To the modern reader or student, I would submit that far from hating women Benedick actually respects both them and himself enough not to mislead them. Further, I don’t believe he is as uninterested in them as he makes out—for consider how quickly he is directed towards Beatrice. One cannot turn an engine empty of fuel. However, his shortsightedness aside, he apparently knows himself and what it will take to make him genuinely committed, not just in name like Claudio. I’d even read his high standards as a confession of a knowledge of his own passion, which he has wisely and philogynically kept controlled behind an off-putting mask of bravado and bachelorhood—a veritable Elizabethan St. Christopher! Perhaps that’s a bit far. Nonetheless, brash and arrogant he may be, but he’s not the one who ruins Leonato’s daughter’s wedding day (I write this as a new father of a daughter far prettier than I was prepared for).

It may seem contradictory to hide a respect and love for women behind a mask of brash misogyny; yet, it is not the only time Shakespeare uses the ploy. The oft-maligned Petruccio, with a more blatant misogyny than Benedick’s, mimics and turns the tables on Kate’s shrewish misandry and, in Dr. Peter Saccio’s words in his excellent lecture series on Shakespeare, thereby releases her from said misandry and “teaches her to play.” Or, consider Hamlet’s much more vicious and tragic rejection of Ophelia, which he, as prince, must arguably do for her own good (though, in my opinion and his mask of madness aside, Hamlet is more a Claudio than a Benedick, and, at the risk of channeling Polonius, I wouldn’t want him near my daughter). Finally, for a dramatized examination of Prince Hal’s mask, read the Prologue to my novel Sacred Shadows and Latent Light.

In a time where even the mention of certain words, concepts, or perspectives can lead to the extirpation of an artist or his or her work, the lesson of Benedick bears stating explicitly: yes, characters do not equal the author, but neither may our shallow interpretations of characters equal the actual character. Forgive my being anachronistic and offering yet more unasked-for wisdom for reading his writing, but if Shakespeare sets up a Chekov’s gun (or a Leonato’s joke, as it were), it will go off—or be undercut and nuanced—by play’s end.
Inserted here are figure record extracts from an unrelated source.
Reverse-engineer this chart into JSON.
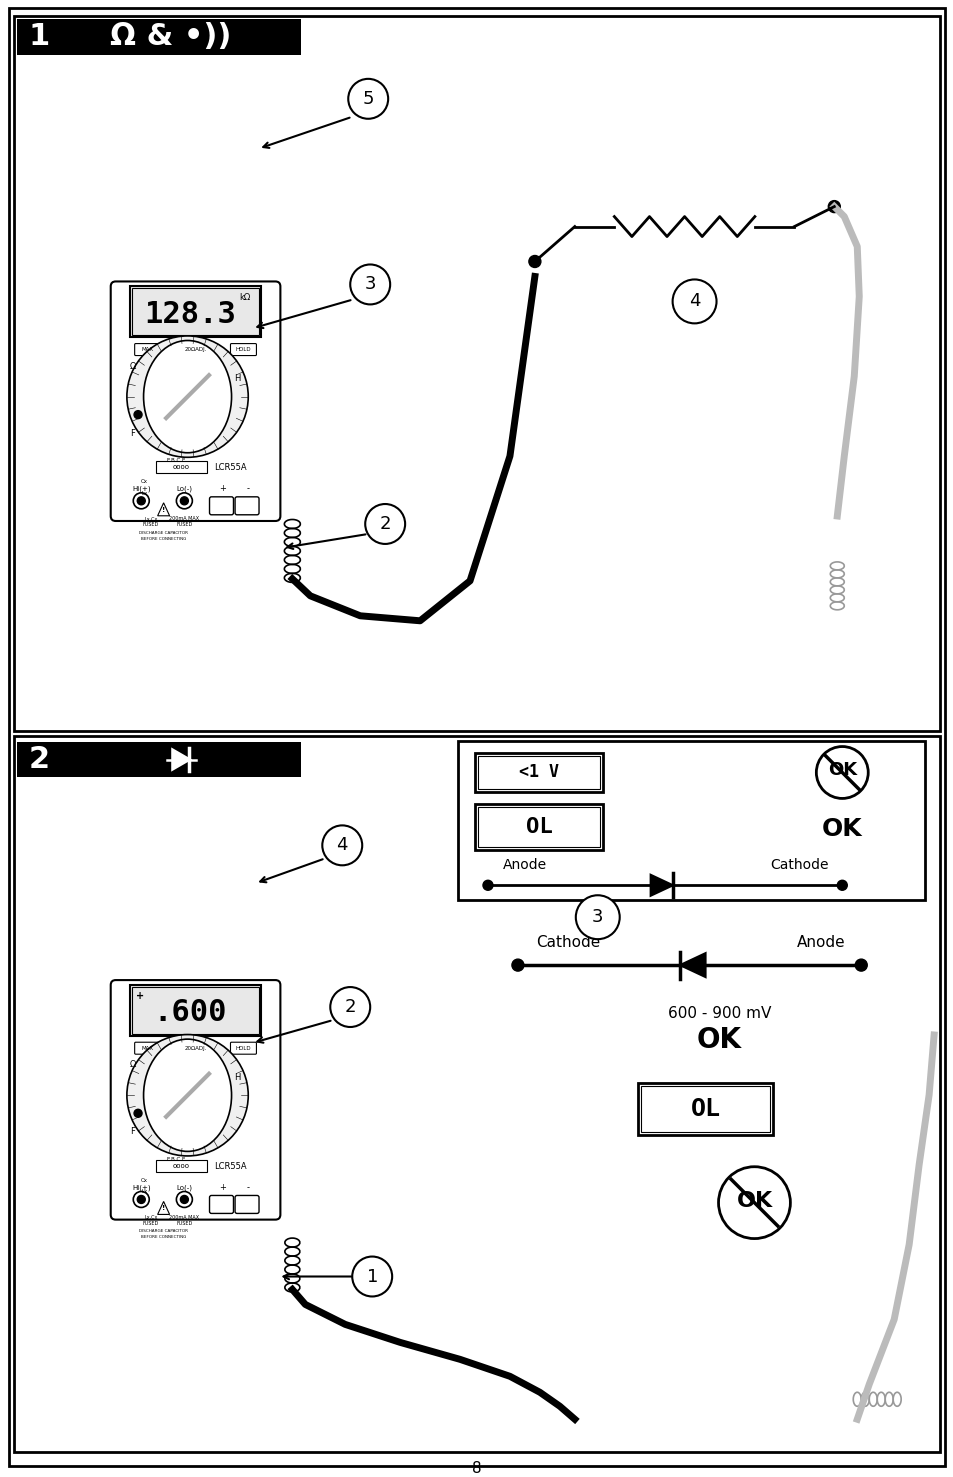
{
  "bg_color": "#ffffff",
  "border_color": "#000000",
  "page_num": "8",
  "panel1_label": "1",
  "panel1_symbol": "Ω & •))",
  "panel1_display": "128.3",
  "panel1_unit": "kΩ",
  "panel2_label": "2",
  "panel2_display": ".600",
  "callout_r": 20,
  "callout_fontsize": 13,
  "header_fontsize": 22,
  "display_fontsize": 22,
  "body_color": "#ffffff",
  "display_bg": "#e8e8e8"
}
The outrage in Much Ado should not be read as misogyny for its own sake, nor should masks of things like misogyny, conscious or unconscious, be taken for the real thing; rather, the low view of women sets up for the comic treatment of masculine bravado—which, in the form of Benedick and the revealed depths of his character, bashfully wants to respect, protect, and be loved by the very femininity it warily eschews.

The remedy, to further take something from Nothing, is to trust that Shakespeare (and, dare I say, other authors of the canon) and his characters have more depth than we can initially see. Beatrice and Benedick cure each other of their respective shrewishness and bachelorhood; may it not be that learning to enjoy characters such as they and works such as Much Ado, would cure modern interpretations of their own mask of love and philanthropy, which, like that of Claudio or of Don John, may very well hide a much deeper misogyny?

This is not to say we should avoid legitimate criticism (though, again, literary criticism =/= merely criticizing the perceived faults of a work), but such examination, in addition to seeking to build our knowledge for present and future readers, should approach works directly yet humbly. As I have noted in previous pieces, authors like Shakespeare already contain in their works and answer many of the critiques we might make.